La naissance d’écosystèmes postglaciaires primaires

Naissance de nouvelles espèces postglaciaires
―Solène DargaudComprendre la vie après les glaciers : un défi scientifique et écologique
Le recul des glaciers alpins n’est plus un mythe. Grâce aux données satellites, depuis le petit âge glaciaire (1850) près de 2372km² de zones désenglacées ont été identifiées dans les alpes européennes. Ces espaces, parfois minéraux, parfois couverts de jeunes forêts, pelouses ou arbustes, donnent naissance à une nouvelle dynamique écologique. Pourtant, peu de scientifiques s’y consacrent encore, notamment pour les milieux aquatiques qui émergent (lacs, mares, zones humides), souvent négligés malgré leur richesse.
Des sols en apparence stériles, mais foisonnants de vie
Francesco Ficetola, de l’Université de Milan, rappelle combien les premiers temps postglaciaires sont cruciaux. En quelques décennies, ces surfaces perçues comme « morts » accueillent des forêts complexes.

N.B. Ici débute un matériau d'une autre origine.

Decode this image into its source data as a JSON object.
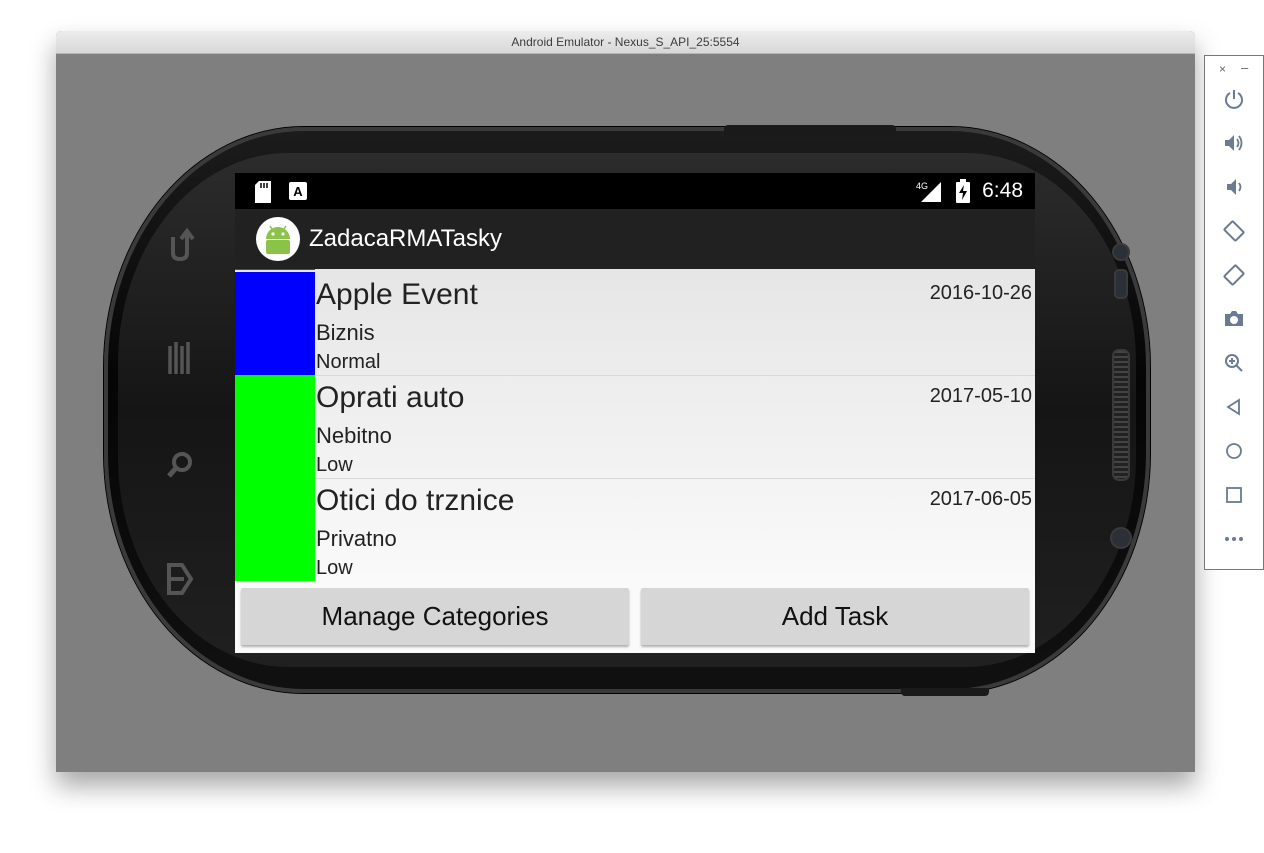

L’analyse ADN des sols révèle une diversité étonnante : plantes, champignons, bactéries, animaux... tout un monde s’organise. Ce processus de colonisation est lent mais commence dès la disparition des glaces, mais les espèces glaciaires, elles, disparaissent souvent avant d’être documentées.
L’eau, artère de la vie postglaciaire
Florent Arthaud (USMB, OFB, Ice&Life) souligne l’importance de l’eau issue de la fonte glaciaire. Celle-ci alimente de nouveaux cours d’eau et lacs, dont le nombre a bondi de 22 % depuis 1990, atteignant plus de 110 000 dans le monde. Ces milieux aquatiques sont froids, turbides et en perpétuelle fluctuation. Ils hébergent une faune spécifique qui évolue en fonction de la clarté et de la température de l’eau. La colonisation y est rapide une fois le lien avec le glacier rompu.
Mares et étangs : un trésor ignoré
Marie Lamouille-Hébert (FNE-74) attire l’attention sur les mares alpines, peu connues mais cruciales. Situées entre la limite des arbres et celle des neiges éternelles, elles abritent une biodiversité menacée. Leur stabilité dépend de trois facteurs : la température, la durée de présence de l’eau (hydropériode) et leur connectivité avec d’autres milieux. Un programme d’action est en cours pour les préserver, impliquant citoyens et acteurs du territoire.

Les zones humides : invisibles mais essentielles
Manon Salerno (Asters-CEN74, Ice&Life) rappelle que les zones humides postglaciaires échappent souvent aux satellites. Le terrain reste indispensable pour les détecter et comprendre leur rôle. Au Mont Ruan, par exemple, 30 mares ont été découvertes autour du glacier, accueillant déjà une vingtaine d’espèces végétales et autant d’insectes. Ces milieux, bien que jeunes, sont cruciaux pour le stockage du carbone. Or, leur assèchement libère ce carbone, posant un enjeu majeur de conservation.

Cédric Dentant (Parc National des Écrins) montre que le vivant n’est pas seulement colonisateur : il façonne le paysage. Arbres, mousses, plantes, insectes interagissent pour créer un écosystème cohérent. Le Saule de lagger, par exemple, tapisse les rives et ralentit l’eau, tandis que le trèfle des rochers enrichit les sols. Ces marges glaciaires deviennent ainsi des sanctuaires de biodiversité, mélange de vivant et d’inanimé, émerveillant celles et ceux qui les découvrent.
Conclusion : une responsabilité collective
Dans un contexte de réchauffement accéléré, ces écosystèmes en formation sont à la fois des sentinelles et des symboles de résilience. Les scientifiques insistent sur l’importance de documenter, protéger et comprendre ces milieux. Leur préservation ne tient pas seulement à la beauté des paysages, mais aussi à leur rôle dans le cycle du carbone, de l’eau et de la vie. Une biodiversité nouvelle est en train de naître sous nos yeux. À nous de la défendre.